Les accords de Paris de 2015 prévoyaient l’obligation pour les pays riches, responsables de 75 % des émissions de gaz à effet de serre, de collecter entre 2020 et 2025, 100 000 millions de dollars par an pour les pays en développement, avec l’objectif de lutter contre le changement climatique.

Cependant, l’OCDE a publié un rapport qui indiquait qu’en 2020, ils n’avaient levé que 79,6 milliards de dollars de celui correspondant à cette année-là. De plus, l’organisation a été sceptique et ne pense pas que le déficit de financement puisse être comblé avant 2023.

Précisément, dans son discours, le président français, Emmanuel Macron, a également fait référence à la nécessité de vérifier que l’argent parvient à ces pays.

Sur cette photo publiée par le bureau de presse de la présidence colombienne, les maisons ont été laissées en ruines après le passage de l'ouragan Iota sur l'île de Providencia, en Colombie, le mardi 17 novembre 2020.

Sur cette photo publiée par le bureau de presse de la présidence colombienne, les maisons ont été laissées en ruines après le passage de l’ouragan Iota sur l’île de Providencia, en Colombie, le mardi 17 novembre 2020. © Efrain Herrera / AP

« Les pays d’Afrique, du Pacifique, des Caraïbes et d’Amérique latine et d’Amérique du Sud qui en ont le plus besoin ne sont pas ceux qui reçoivent le plus de ce financement, on le sait », a dénoncé Macron dans son discours au sommet des dirigeants de la COP26 à la Ville écossaise de Glasgow.

Pour leur part, les pays en développement disent qu’ils ne peuvent pas passer à une économie à faible émission de carbone sans le soutien financier des pays les plus riches, qui sont historiquement les principaux responsables des émissions de carbone.

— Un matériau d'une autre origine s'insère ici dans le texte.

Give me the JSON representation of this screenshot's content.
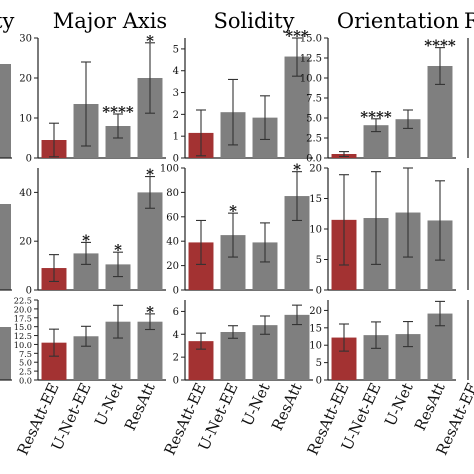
{
  "figure": {
    "columns": [
      {
        "title": "ty",
        "partial": true
      },
      {
        "title": "Major Axis"
      },
      {
        "title": "Solidity"
      },
      {
        "title": "Orientation"
      },
      {
        "title": "R",
        "partial": true
      }
    ],
    "x_tick_labels": [
      "ResAtt-EE",
      "U-Net-EE",
      "U-Net",
      "ResAtt"
    ],
    "colors": {
      "highlight": "#a33232",
      "bar": "#7f7f7f",
      "axis": "#222222"
    }
  },
  "chart_data": [
    {
      "type": "bar",
      "panel": "row1-major-axis",
      "categories": [
        "ResAtt-EE",
        "U-Net-EE",
        "U-Net",
        "ResAtt"
      ],
      "values": [
        4.5,
        13.5,
        8,
        20
      ],
      "errors": [
        4.2,
        10.5,
        3,
        8.8
      ],
      "significance": [
        "",
        "",
        "****",
        "*"
      ],
      "ylim": [
        0,
        30
      ],
      "yticks": [
        0,
        10,
        20,
        30
      ],
      "title": "Major Axis"
    },
    {
      "type": "bar",
      "panel": "row1-solidity",
      "categories": [
        "ResAtt-EE",
        "U-Net-EE",
        "U-Net",
        "ResAtt"
      ],
      "values": [
        1.15,
        2.1,
        1.85,
        4.65
      ],
      "errors": [
        1.05,
        1.5,
        1.0,
        0.9
      ],
      "significance": [
        "",
        "",
        "",
        "***"
      ],
      "ylim": [
        0,
        5.5
      ],
      "yticks": [
        0,
        1,
        2,
        3,
        4,
        5
      ],
      "title": "Solidity"
    },
    {
      "type": "bar",
      "panel": "row1-orientation",
      "categories": [
        "ResAtt-EE",
        "U-Net-EE",
        "U-Net",
        "ResAtt"
      ],
      "values": [
        0.5,
        4.1,
        4.85,
        11.5
      ],
      "errors": [
        0.3,
        0.8,
        1.15,
        2.3
      ],
      "significance": [
        "",
        "****",
        "",
        "****"
      ],
      "ylim": [
        0,
        15
      ],
      "yticks": [
        0,
        2.5,
        5,
        7.5,
        10,
        12.5,
        15
      ],
      "ytick_labels": [
        "0.0",
        "2.5",
        "5.0",
        "7.5",
        "10.0",
        "12.5",
        "15.0"
      ],
      "title": "Orientation"
    },
    {
      "type": "bar",
      "panel": "row2-major-axis",
      "categories": [
        "ResAtt-EE",
        "U-Net-EE",
        "U-Net",
        "ResAtt"
      ],
      "values": [
        9,
        15,
        10.5,
        40
      ],
      "errors": [
        5.5,
        4.5,
        5,
        6.5
      ],
      "significance": [
        "",
        "*",
        "*",
        "*"
      ],
      "ylim": [
        0,
        50
      ],
      "yticks": [
        0,
        20,
        40
      ],
      "title": ""
    },
    {
      "type": "bar",
      "panel": "row2-solidity",
      "categories": [
        "ResAtt-EE",
        "U-Net-EE",
        "U-Net",
        "ResAtt"
      ],
      "values": [
        39,
        45,
        39,
        77
      ],
      "errors": [
        18,
        18,
        16,
        20
      ],
      "significance": [
        "",
        "*",
        "",
        "*"
      ],
      "ylim": [
        0,
        100
      ],
      "yticks": [
        0,
        20,
        40,
        60,
        80,
        100
      ],
      "title": ""
    },
    {
      "type": "bar",
      "panel": "row2-orientation",
      "categories": [
        "ResAtt-EE",
        "U-Net-EE",
        "U-Net",
        "ResAtt"
      ],
      "values": [
        11.5,
        11.8,
        12.7,
        11.4
      ],
      "errors": [
        7.4,
        7.6,
        7.3,
        6.5
      ],
      "significance": [
        "",
        "",
        "",
        ""
      ],
      "ylim": [
        0,
        20
      ],
      "yticks": [
        0,
        5,
        10,
        15,
        20
      ],
      "title": ""
    },
    {
      "type": "bar",
      "panel": "row3-major-axis",
      "categories": [
        "ResAtt-EE",
        "U-Net-EE",
        "U-Net",
        "ResAtt"
      ],
      "values": [
        10.5,
        12.3,
        16.4,
        16.4
      ],
      "errors": [
        3.8,
        2.8,
        4.6,
        2.2
      ],
      "significance": [
        "",
        "",
        "",
        "*"
      ],
      "ylim": [
        0,
        22.5
      ],
      "yticks": [
        0,
        2.5,
        5,
        7.5,
        10,
        12.5,
        15,
        17.5,
        20,
        22.5
      ],
      "ytick_labels": [
        "0.0",
        "2.5",
        "5.0",
        "7.5",
        "10.0",
        "12.5",
        "15.0",
        "17.5",
        "20.0",
        "22.5"
      ],
      "title": ""
    },
    {
      "type": "bar",
      "panel": "row3-solidity",
      "categories": [
        "ResAtt-EE",
        "U-Net-EE",
        "U-Net",
        "ResAtt"
      ],
      "values": [
        3.4,
        4.2,
        4.8,
        5.7
      ],
      "errors": [
        0.7,
        0.55,
        0.8,
        0.85
      ],
      "significance": [
        "",
        "",
        "",
        ""
      ],
      "ylim": [
        0,
        7
      ],
      "yticks": [
        0,
        2,
        4,
        6
      ],
      "title": ""
    },
    {
      "type": "bar",
      "panel": "row3-orientation",
      "categories": [
        "ResAtt-EE",
        "U-Net-EE",
        "U-Net",
        "ResAtt"
      ],
      "values": [
        12.2,
        12.9,
        13.2,
        19.1
      ],
      "errors": [
        3.9,
        3.8,
        3.6,
        3.5
      ],
      "significance": [
        "",
        "",
        "",
        ""
      ],
      "ylim": [
        0,
        23
      ],
      "yticks": [
        0,
        5,
        10,
        15,
        20
      ],
      "title": ""
    }
  ]
}
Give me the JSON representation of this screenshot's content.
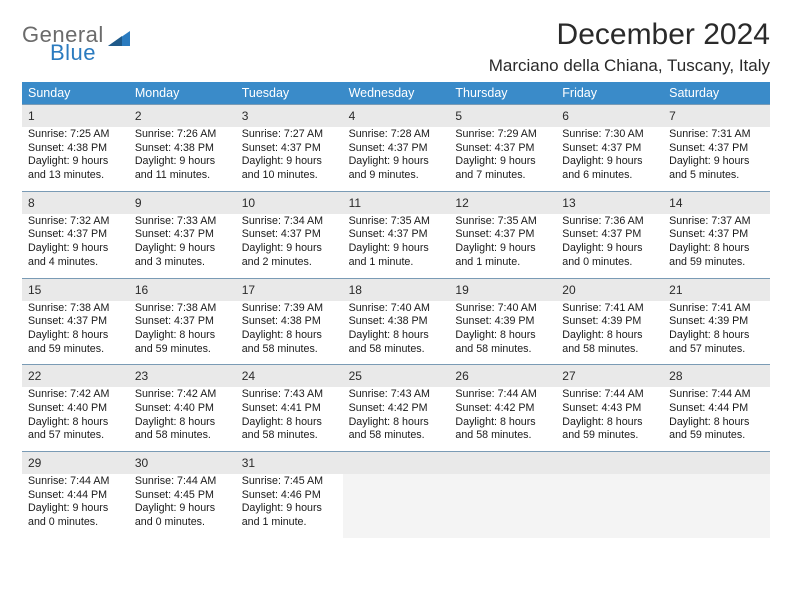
{
  "logo": {
    "line1": "General",
    "line2": "Blue"
  },
  "title": "December 2024",
  "location": "Marciano della Chiana, Tuscany, Italy",
  "colors": {
    "header_bg": "#3a8bc9",
    "header_fg": "#ffffff",
    "daynum_bg": "#e9e9e9",
    "rule": "#7a9bb5",
    "text": "#1a1a1a",
    "logo_gray": "#6b6b6b",
    "logo_blue": "#2b7bbf"
  },
  "dow": [
    "Sunday",
    "Monday",
    "Tuesday",
    "Wednesday",
    "Thursday",
    "Friday",
    "Saturday"
  ],
  "weeks": [
    [
      {
        "n": "1",
        "sr": "Sunrise: 7:25 AM",
        "ss": "Sunset: 4:38 PM",
        "d1": "Daylight: 9 hours",
        "d2": "and 13 minutes."
      },
      {
        "n": "2",
        "sr": "Sunrise: 7:26 AM",
        "ss": "Sunset: 4:38 PM",
        "d1": "Daylight: 9 hours",
        "d2": "and 11 minutes."
      },
      {
        "n": "3",
        "sr": "Sunrise: 7:27 AM",
        "ss": "Sunset: 4:37 PM",
        "d1": "Daylight: 9 hours",
        "d2": "and 10 minutes."
      },
      {
        "n": "4",
        "sr": "Sunrise: 7:28 AM",
        "ss": "Sunset: 4:37 PM",
        "d1": "Daylight: 9 hours",
        "d2": "and 9 minutes."
      },
      {
        "n": "5",
        "sr": "Sunrise: 7:29 AM",
        "ss": "Sunset: 4:37 PM",
        "d1": "Daylight: 9 hours",
        "d2": "and 7 minutes."
      },
      {
        "n": "6",
        "sr": "Sunrise: 7:30 AM",
        "ss": "Sunset: 4:37 PM",
        "d1": "Daylight: 9 hours",
        "d2": "and 6 minutes."
      },
      {
        "n": "7",
        "sr": "Sunrise: 7:31 AM",
        "ss": "Sunset: 4:37 PM",
        "d1": "Daylight: 9 hours",
        "d2": "and 5 minutes."
      }
    ],
    [
      {
        "n": "8",
        "sr": "Sunrise: 7:32 AM",
        "ss": "Sunset: 4:37 PM",
        "d1": "Daylight: 9 hours",
        "d2": "and 4 minutes."
      },
      {
        "n": "9",
        "sr": "Sunrise: 7:33 AM",
        "ss": "Sunset: 4:37 PM",
        "d1": "Daylight: 9 hours",
        "d2": "and 3 minutes."
      },
      {
        "n": "10",
        "sr": "Sunrise: 7:34 AM",
        "ss": "Sunset: 4:37 PM",
        "d1": "Daylight: 9 hours",
        "d2": "and 2 minutes."
      },
      {
        "n": "11",
        "sr": "Sunrise: 7:35 AM",
        "ss": "Sunset: 4:37 PM",
        "d1": "Daylight: 9 hours",
        "d2": "and 1 minute."
      },
      {
        "n": "12",
        "sr": "Sunrise: 7:35 AM",
        "ss": "Sunset: 4:37 PM",
        "d1": "Daylight: 9 hours",
        "d2": "and 1 minute."
      },
      {
        "n": "13",
        "sr": "Sunrise: 7:36 AM",
        "ss": "Sunset: 4:37 PM",
        "d1": "Daylight: 9 hours",
        "d2": "and 0 minutes."
      },
      {
        "n": "14",
        "sr": "Sunrise: 7:37 AM",
        "ss": "Sunset: 4:37 PM",
        "d1": "Daylight: 8 hours",
        "d2": "and 59 minutes."
      }
    ],
    [
      {
        "n": "15",
        "sr": "Sunrise: 7:38 AM",
        "ss": "Sunset: 4:37 PM",
        "d1": "Daylight: 8 hours",
        "d2": "and 59 minutes."
      },
      {
        "n": "16",
        "sr": "Sunrise: 7:38 AM",
        "ss": "Sunset: 4:37 PM",
        "d1": "Daylight: 8 hours",
        "d2": "and 59 minutes."
      },
      {
        "n": "17",
        "sr": "Sunrise: 7:39 AM",
        "ss": "Sunset: 4:38 PM",
        "d1": "Daylight: 8 hours",
        "d2": "and 58 minutes."
      },
      {
        "n": "18",
        "sr": "Sunrise: 7:40 AM",
        "ss": "Sunset: 4:38 PM",
        "d1": "Daylight: 8 hours",
        "d2": "and 58 minutes."
      },
      {
        "n": "19",
        "sr": "Sunrise: 7:40 AM",
        "ss": "Sunset: 4:39 PM",
        "d1": "Daylight: 8 hours",
        "d2": "and 58 minutes."
      },
      {
        "n": "20",
        "sr": "Sunrise: 7:41 AM",
        "ss": "Sunset: 4:39 PM",
        "d1": "Daylight: 8 hours",
        "d2": "and 58 minutes."
      },
      {
        "n": "21",
        "sr": "Sunrise: 7:41 AM",
        "ss": "Sunset: 4:39 PM",
        "d1": "Daylight: 8 hours",
        "d2": "and 57 minutes."
      }
    ],
    [
      {
        "n": "22",
        "sr": "Sunrise: 7:42 AM",
        "ss": "Sunset: 4:40 PM",
        "d1": "Daylight: 8 hours",
        "d2": "and 57 minutes."
      },
      {
        "n": "23",
        "sr": "Sunrise: 7:42 AM",
        "ss": "Sunset: 4:40 PM",
        "d1": "Daylight: 8 hours",
        "d2": "and 58 minutes."
      },
      {
        "n": "24",
        "sr": "Sunrise: 7:43 AM",
        "ss": "Sunset: 4:41 PM",
        "d1": "Daylight: 8 hours",
        "d2": "and 58 minutes."
      },
      {
        "n": "25",
        "sr": "Sunrise: 7:43 AM",
        "ss": "Sunset: 4:42 PM",
        "d1": "Daylight: 8 hours",
        "d2": "and 58 minutes."
      },
      {
        "n": "26",
        "sr": "Sunrise: 7:44 AM",
        "ss": "Sunset: 4:42 PM",
        "d1": "Daylight: 8 hours",
        "d2": "and 58 minutes."
      },
      {
        "n": "27",
        "sr": "Sunrise: 7:44 AM",
        "ss": "Sunset: 4:43 PM",
        "d1": "Daylight: 8 hours",
        "d2": "and 59 minutes."
      },
      {
        "n": "28",
        "sr": "Sunrise: 7:44 AM",
        "ss": "Sunset: 4:44 PM",
        "d1": "Daylight: 8 hours",
        "d2": "and 59 minutes."
      }
    ],
    [
      {
        "n": "29",
        "sr": "Sunrise: 7:44 AM",
        "ss": "Sunset: 4:44 PM",
        "d1": "Daylight: 9 hours",
        "d2": "and 0 minutes."
      },
      {
        "n": "30",
        "sr": "Sunrise: 7:44 AM",
        "ss": "Sunset: 4:45 PM",
        "d1": "Daylight: 9 hours",
        "d2": "and 0 minutes."
      },
      {
        "n": "31",
        "sr": "Sunrise: 7:45 AM",
        "ss": "Sunset: 4:46 PM",
        "d1": "Daylight: 9 hours",
        "d2": "and 1 minute."
      },
      null,
      null,
      null,
      null
    ]
  ]
}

Des politiques climatiques qui réduisent toutes les formes d’inégalités

Le dernier point de la lettre exhorte les dirigeants politiques à mettre en œuvre non seulement des politiques climatiques pour lutter contre le réchauffement climatique, mais aussi pour protéger les travailleurs et les citoyens « les plus vulnérables » afin de réduire « toutes les formes d’inégalités ».

L’Organisation internationale pour les migrations (OIM) a signalé l’augmentation du nombre de migrants dans différentes régions de la planète en raison des effets du changement climatique, de phénomènes tels que les températures extrêmes, l’élévation du niveau de la mer, les sécheresses ou les tempêtes.

Paradoxalement, ce sont les populations les moins responsables du changement climatique qui sont les plus vulnérables à ses conséquences. Selon la Croix-Rouge, depuis le début de la pandémie, les catastrophes liées au climat ont gravement affecté la vie d’au moins 139 millions de personnes et sur les 25 pays les plus vulnérables au changement climatique, 14 sont également embourbés dans des conflits armés.

C’est pourquoi l’organisation a demandé, dans le cadre de la COP26, que les pays accordent une attention portée aux personnes les plus vulnérables, qu’ils augmentent les financements pour l’adaptation des pays et des communautés pauvres, qu’ils investissent dans la prévention, qu’ils convertissent les engagements du monde entier en actions locales et qui protègent l’environnement en respectant le droit international humanitaire.

La COP 26 s’achèvera le 12 novembre et après de multiples promesses des dirigeants, il ne restera plus qu’à voir dans les années à venir quelle est la véritable portée de ces discours.

Pour l’instant, des milliers d’activistes font pression pour que les actions se concrétisent. La lettre à Glasgow, qui a été publiée après le début du sommet, a atteint, en quelques jours seulement, plus de 1 560 000 signatures.